The addition of apartments, condos and local public schools, another element of the county plan that developers must provide, would give Miami what it’s always lacked, Higgins said – a true urban neighborhood with full transit options and a panoply of services and amenities where a car is not needed for daily life, but that’s also ideally suited for families. In planning lingo, it’s called a transit-oriented development, or TOD.

“In other cities, you can live in a high-rise district and raise a family. You can’t raise a family in downtown Miami,” Higgins said. “It defeats the purpose of a TOD, if your kids can’t walk to school.”

The financial return for participating developers is potentially huge, something the county is banking on. But so will the unusual and demanding public responsibilities that developers must accept to participate.

Higgins has worked on the plan with Miami-Dade Mayor Daniella Levine Cava and county officials for about two years, consulting with developers and land-use lawyers to make sure the idea is feasible.

“There’s absolutely interest,” Higgins said, referring to developers. “This can be a defining project for a development team. How often do you get to create a neighborhood that’s also the seat of government and the center of transit?”

In the past month, the county has released a draft conceptual brief outlining its plan and some 600 pages of specifications, also in draft form, that developers would have to follow. The guidelines cover everything from housing requirements to infrastructure improvements and a detailed needs list for the library.

It’s now embarking on a two-year effort to identify a master developer who would be tasked with drawing up the MetoCenter master plan, figuring out how to finance it, and overseeing its development under an agreement that would be negotiated with Miami-Dade officials.

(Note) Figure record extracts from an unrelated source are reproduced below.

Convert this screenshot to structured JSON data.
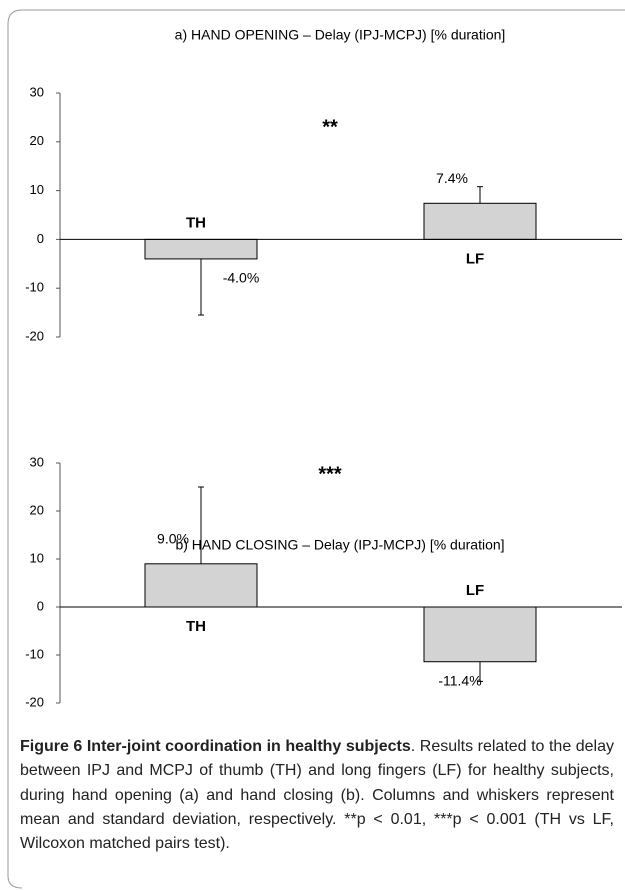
{
  "chart_data": [
    {
      "type": "bar",
      "title": "a) HAND OPENING – Delay (IPJ-MCPJ) [% duration]",
      "categories": [
        "TH",
        "LF"
      ],
      "values": [
        -4.0,
        7.4
      ],
      "errors": [
        11.5,
        3.4
      ],
      "value_labels": [
        "-4.0%",
        "7.4%"
      ],
      "color": "#d3d3d3",
      "annotation": "**",
      "ylim": [
        -20,
        30
      ],
      "yticks": [
        -20,
        -10,
        0,
        10,
        20,
        30
      ]
    },
    {
      "type": "bar",
      "title": "b) HAND CLOSING – Delay (IPJ-MCPJ) [% duration]",
      "categories": [
        "TH",
        "LF"
      ],
      "values": [
        9.0,
        -11.4
      ],
      "errors": [
        16.0,
        4.1
      ],
      "value_labels": [
        "9.0%",
        "-11.4%"
      ],
      "color": "#d3d3d3",
      "annotation": "***",
      "ylim": [
        -20,
        30
      ],
      "yticks": [
        -20,
        -10,
        0,
        10,
        20,
        30
      ]
    }
  ],
  "caption": {
    "title": "Figure 6 Inter-joint coordination in healthy subjects",
    "text": ". Results related to the delay between IPJ and MCPJ of thumb (TH) and long fingers (LF) for healthy subjects, during hand opening (a) and hand closing (b). Columns and whiskers represent mean and standard deviation, respectively. **p < 0.01, ***p < 0.001 (TH vs LF, Wilcoxon matched pairs test)."
  }
}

The county is gathering public comment on the draft plans and will release a request for proposals from developers by mid-September, said Rita Silva, head of procurement on the project for Miami-Dade.

By the middle of next year, the county hopes to name up to five finalists who would be asked to develop more-specific proposals. The county would then issue a final request for proposals, and the mayor’s office would recommend a winner in 2024, Silva said.

After a detailed agreement is signed, that master developer would then recruit partners to design and build individual projects.

County officials emphasize that nothing is yet set in stone and details are subject to change as plans evolve to ensure their feasibility.

“This is very early stages,” Silva said. “There’s a lot of moving parts.”